In other words, keeping children in school through programmes like school feeding is an investment that will pay dividends in the nutritional status of the next generation. (3)

The decisions that WFP is forced to take about who to feed today will have long-lasting implications on the people of tomorrow and the communities and nations in which they live.

WFP's tough decisions

“WFP is finding more and more that it has to make decisions about either feeding half as many people or giving people half as much food as they need. As a nutritionist, I often get asked what type of cut would cause the least harm. There is no right answer to this dilemma It’s a shame we have to make such decisions at all, especially when you consider that the world produces enough food for everyone,” says Thorne-Lyman.

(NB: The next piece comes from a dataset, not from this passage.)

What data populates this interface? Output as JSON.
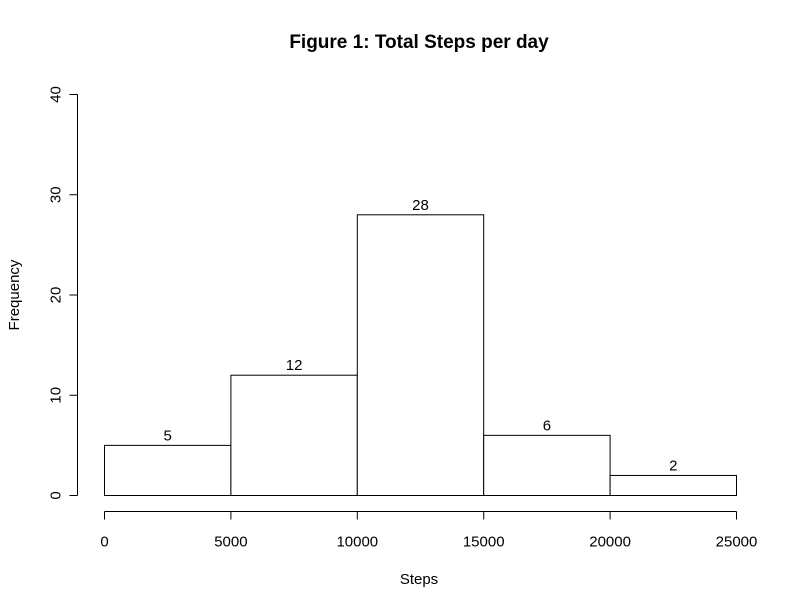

UN Secretary-General Ban Ki-moon warned last week that the food price crisis, which has provoked riots across the globe, if not handled properly “…could trigger a cascade of other multiple crises - becoming a multi-dimensional problem affecting economic growth, social progress, and even political security around the world.”

Threat to MDGs

The Secretary-General also said that the price surges of basic food stuffs could cancel out progress made towards the Millenium Development Goals – objectives which are aimed at creating a better life for millions of people in the developing world.

“Six out of the eight Millennium Development Goals depend on good nutrition,” says Thorne-Lyman. “This is not just an issue about ensuring that people have enough food to fill their stomachs — it’s about ensuring that this generation of children are given the opportunity to grow and learn properly so that they can get out of the poverty trap.”

So essentially, it’s about giving future generations in the developing world the same opportunities as us to be taller, healthier and smarter.